What Really Matters in Many-Shot Attacks? An Empirical Study of Long-Context Vulnerabilities in LLMs
- URL: http://arxiv.org/abs/2505.19773v1
- Date: Mon, 26 May 2025 09:57:25 GMT
- Title: What Really Matters in Many-Shot Attacks? An Empirical Study of Long-Context Vulnerabilities in LLMs
- Authors: Sangyeop Kim, Yohan Lee, Yongwoo Song, Kimin Lee,
- Abstract summary: We investigate long-context vulnerabilities in Large Language Models (LLMs) through Many-Shot Jailbreaking (MSJ)<n>Our experiments utilize context length of up to 128K tokens.<n>We find that successful attacks do not require carefully crafted harmful content.
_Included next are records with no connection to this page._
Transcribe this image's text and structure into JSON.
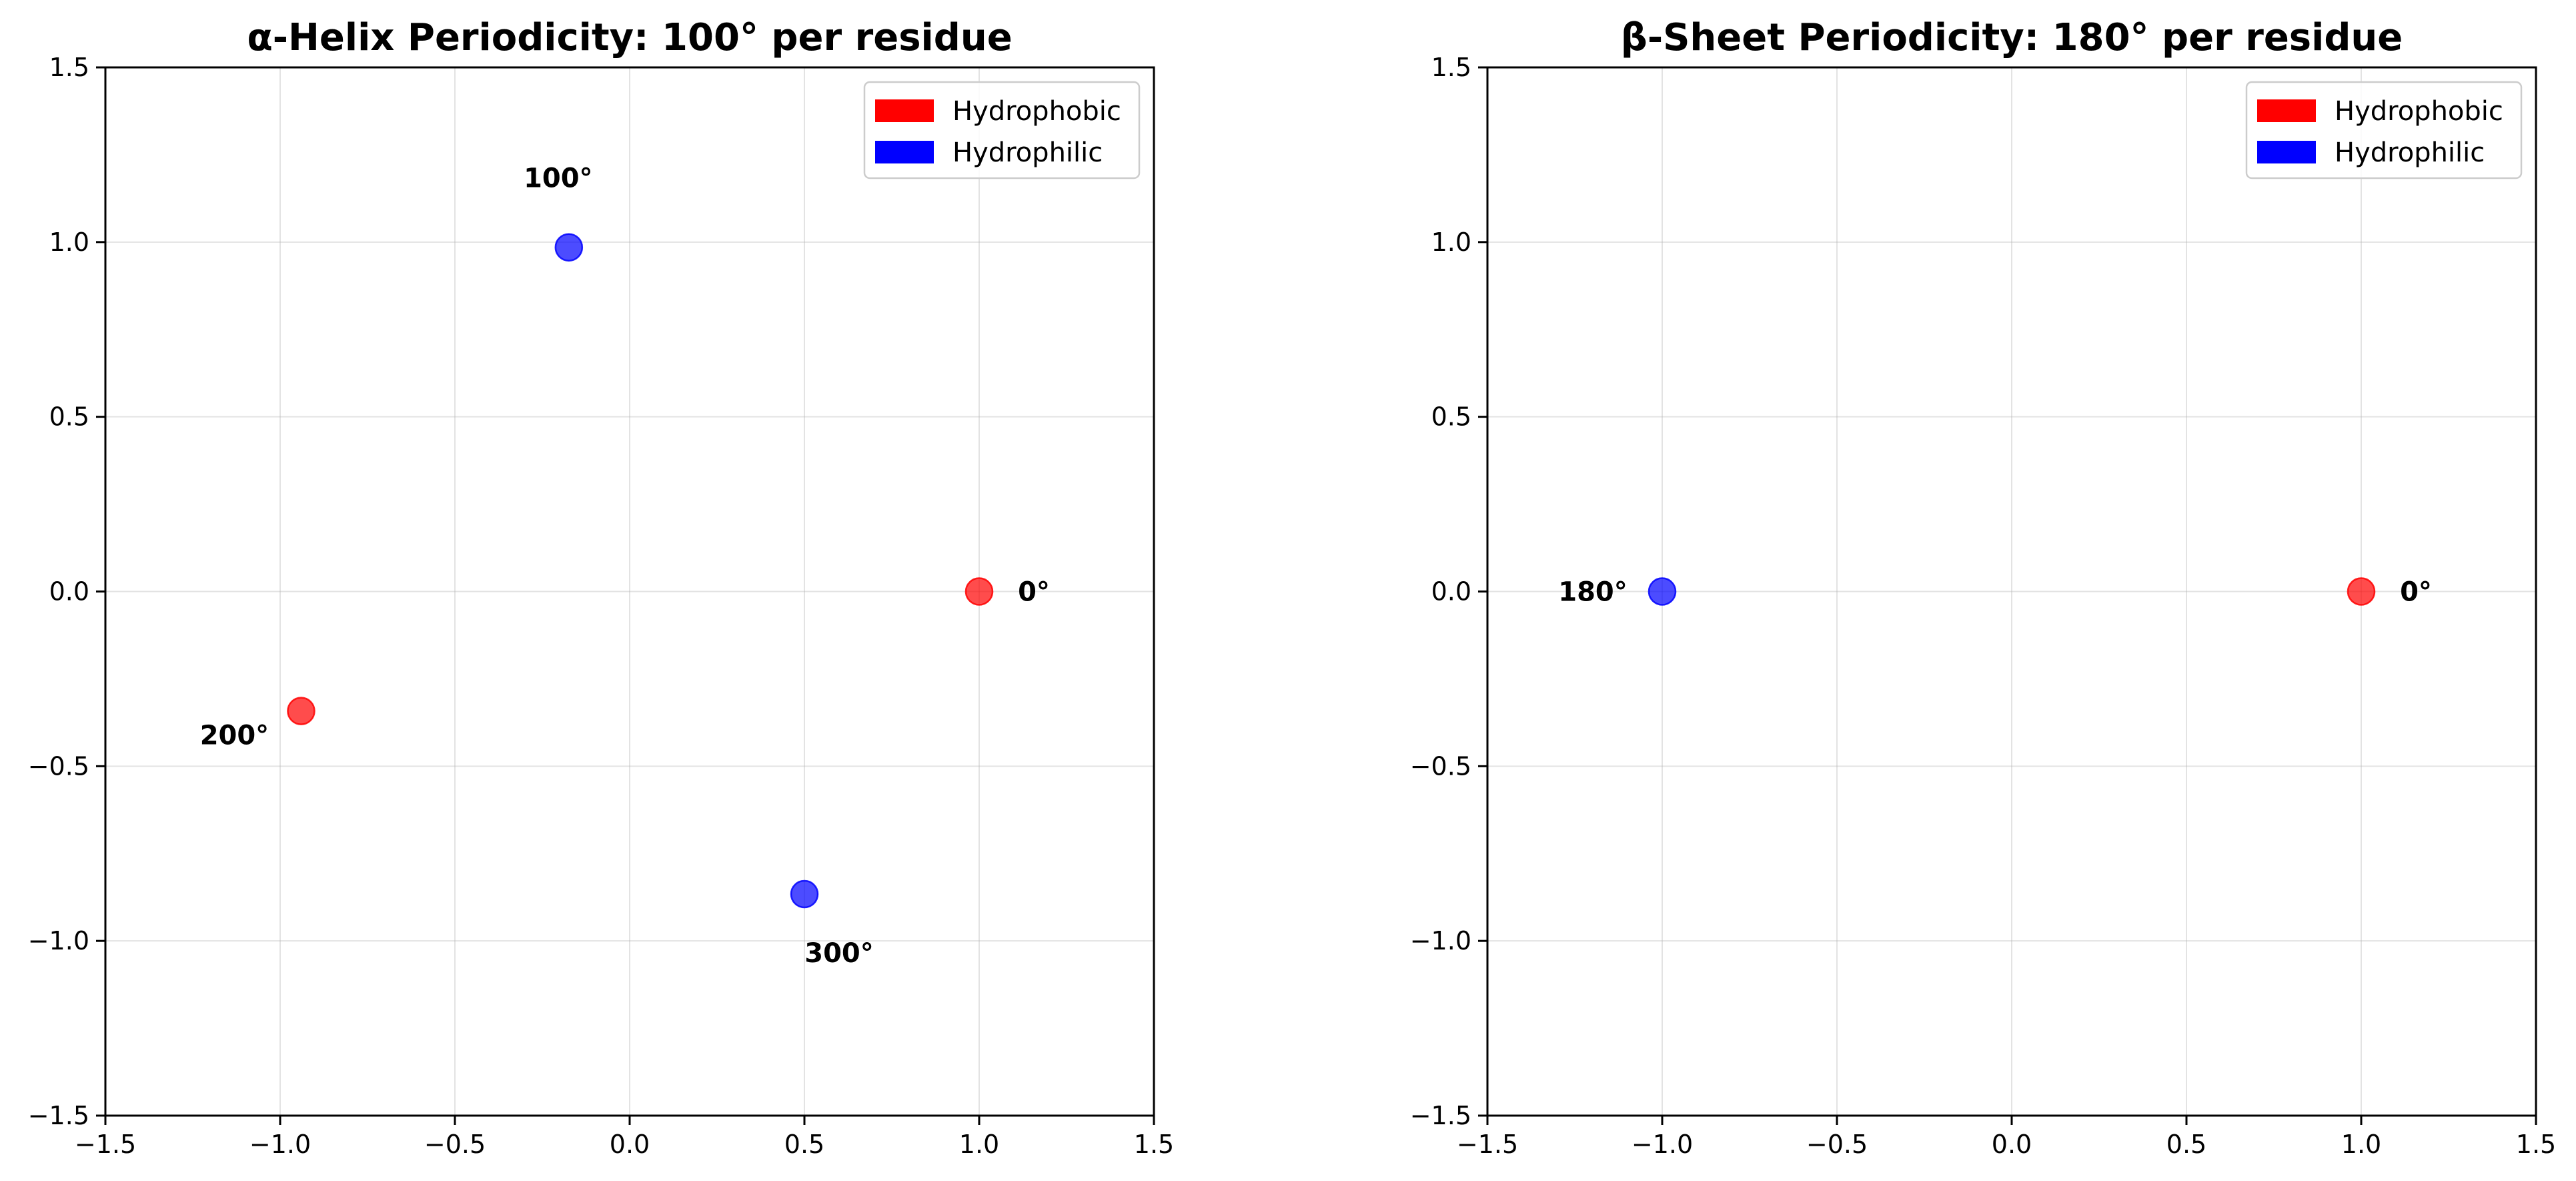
{
  "chart_data": [
    {
      "type": "scatter",
      "title": "α-Helix Periodicity: 100° per residue",
      "xlim": [
        -1.5,
        1.5
      ],
      "ylim": [
        -1.5,
        1.5
      ],
      "xticks": [
        "−1.5",
        "−1.0",
        "−0.5",
        "0.0",
        "0.5",
        "1.0",
        "1.5"
      ],
      "yticks": [
        "−1.5",
        "−1.0",
        "−0.5",
        "0.0",
        "0.5",
        "1.0",
        "1.5"
      ],
      "grid": true,
      "legend": {
        "placement": "top-right",
        "entries": [
          {
            "label": "Hydrophobic",
            "color": "#ff0000"
          },
          {
            "label": "Hydrophilic",
            "color": "#0000ff"
          }
        ]
      },
      "points": [
        {
          "x": 1.0,
          "y": 0.0,
          "label": "0°",
          "category": "Hydrophobic",
          "color": "#ff0000"
        },
        {
          "x": -0.174,
          "y": 0.985,
          "label": "100°",
          "category": "Hydrophilic",
          "color": "#0000ff"
        },
        {
          "x": -0.94,
          "y": -0.342,
          "label": "200°",
          "category": "Hydrophobic",
          "color": "#ff0000"
        },
        {
          "x": 0.5,
          "y": -0.866,
          "label": "300°",
          "category": "Hydrophilic",
          "color": "#0000ff"
        }
      ]
    },
    {
      "type": "scatter",
      "title": "β-Sheet Periodicity: 180° per residue",
      "xlim": [
        -1.5,
        1.5
      ],
      "ylim": [
        -1.5,
        1.5
      ],
      "xticks": [
        "−1.5",
        "−1.0",
        "−0.5",
        "0.0",
        "0.5",
        "1.0",
        "1.5"
      ],
      "yticks": [
        "−1.5",
        "−1.0",
        "−0.5",
        "0.0",
        "0.5",
        "1.0",
        "1.5"
      ],
      "grid": true,
      "legend": {
        "placement": "top-right",
        "entries": [
          {
            "label": "Hydrophobic",
            "color": "#ff0000"
          },
          {
            "label": "Hydrophilic",
            "color": "#0000ff"
          }
        ]
      },
      "points": [
        {
          "x": 1.0,
          "y": 0.0,
          "label": "0°",
          "category": "Hydrophobic",
          "color": "#ff0000"
        },
        {
          "x": -1.0,
          "y": 0.0,
          "label": "180°",
          "category": "Hydrophilic",
          "color": "#0000ff"
        }
      ]
    }
  ]
}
- Score: 19.604065692511416
- License: http://creativecommons.org/licenses/by/4.0/
- Abstract: We investigate long-context vulnerabilities in Large Language Models (LLMs) through Many-Shot Jailbreaking (MSJ). Our experiments utilize context length of up to 128K tokens. Through comprehensive analysis with various many-shot attack settings with different instruction styles, shot density, topic, and format, we reveal that context length is the primary factor determining attack effectiveness. Critically, we find that successful attacks do not require carefully crafted harmful content. Even repetitive shots or random dummy text can circumvent model safety measures, suggesting fundamental limitations in long-context processing capabilities of LLMs. The safety behavior of well-aligned models becomes increasingly inconsistent with longer contexts. These findings highlight significant safety gaps in context expansion capabilities of LLMs, emphasizing the need for new safety mechanisms.